Shania Twain günümüzün başarılı şarkıcılarından biri. Rahat bir hayatı var. Ancak çocukluğu hiç de öyle geçmedi. Twain, öyle yoksul bir ailenin çocuğu olarak dünyaya geldi ki bazen yiyecek yemekleri bile olmazdı. Kanada'nın Ontario bölgesine yakın Timmons adlı bir kasabada yaşarlardı ailesiyle birlikte. Twain 22 yaşına geldiğinde anne ve babası bir trafik kazasında hayatını kaybetti.
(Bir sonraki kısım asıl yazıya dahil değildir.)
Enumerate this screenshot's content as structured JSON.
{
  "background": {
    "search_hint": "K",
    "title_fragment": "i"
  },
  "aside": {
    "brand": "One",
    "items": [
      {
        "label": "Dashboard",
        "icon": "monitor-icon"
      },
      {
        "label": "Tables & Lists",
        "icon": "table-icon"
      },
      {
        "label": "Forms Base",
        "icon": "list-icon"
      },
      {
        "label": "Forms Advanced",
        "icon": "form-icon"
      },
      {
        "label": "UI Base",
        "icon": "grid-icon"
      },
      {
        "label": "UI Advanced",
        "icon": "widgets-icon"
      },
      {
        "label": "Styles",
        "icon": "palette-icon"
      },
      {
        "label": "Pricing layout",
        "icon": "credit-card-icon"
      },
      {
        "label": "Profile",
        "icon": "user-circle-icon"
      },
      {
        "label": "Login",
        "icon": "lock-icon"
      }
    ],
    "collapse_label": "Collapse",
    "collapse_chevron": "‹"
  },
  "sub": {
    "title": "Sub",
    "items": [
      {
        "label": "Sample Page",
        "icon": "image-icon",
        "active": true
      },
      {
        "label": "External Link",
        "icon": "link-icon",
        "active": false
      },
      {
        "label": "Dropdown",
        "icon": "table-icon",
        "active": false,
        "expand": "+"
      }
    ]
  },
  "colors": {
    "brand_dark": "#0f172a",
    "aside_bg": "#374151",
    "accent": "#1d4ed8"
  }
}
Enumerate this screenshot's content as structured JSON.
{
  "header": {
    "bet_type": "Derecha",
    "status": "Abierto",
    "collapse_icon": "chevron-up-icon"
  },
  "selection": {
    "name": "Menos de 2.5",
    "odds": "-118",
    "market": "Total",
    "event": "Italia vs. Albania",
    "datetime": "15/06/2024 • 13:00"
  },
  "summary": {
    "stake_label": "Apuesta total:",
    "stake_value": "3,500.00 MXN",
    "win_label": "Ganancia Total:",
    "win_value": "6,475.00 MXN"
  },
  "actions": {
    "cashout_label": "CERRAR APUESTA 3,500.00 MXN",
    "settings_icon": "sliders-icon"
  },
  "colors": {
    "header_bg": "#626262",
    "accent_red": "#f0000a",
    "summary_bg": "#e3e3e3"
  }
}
Shanie Twain zor günleri geride bırakıp ünlü bir şarkıcı olduğunda da kötü kaderi onun peşindeydi. 14 yıllık kocasının kendisini en yakın arkadaşı ile aldattığını öğrendi. Kocasından boşandı ve bir süre sonra da kocasını elinden alan arkadaşının eski eşiyle evlendi.
YÜZÜNÜ YENİDEN YAPTILAR
 
Oyuncu Rose McGowan da zor bir çocukluk geçirdi.  İtalya'da Tanrı'nın Çocukları adlı bir komünde geçti McGowan'ın çocukluğu. O sırada dünyadan soyutlanmış bir hayat sürdürüyorlardı ailesiyle birlikte. Fakat bir süre sonra komün lideri çocuk yaştaki kızları tacize başlayınca Rose McGowan'ın babası komünden ayrıldı.
2007 yılında bir trafık kazası geçirdi güzel oyuncu. En çok yüzü yara aldı bu kazadan. Kazadan kalan izleri düzeltmek için defalarca estetik operasyon geçirdi. Ancak yüzü bir daha asla eskisi gibi olmadı.
FİLM YILDIZI GİBİ DEĞİL FİLM GİBİ
 
İlk bakışta Katie Holmes'un hayatı herkese hoş görünebilir. Ama pek de öyle değil.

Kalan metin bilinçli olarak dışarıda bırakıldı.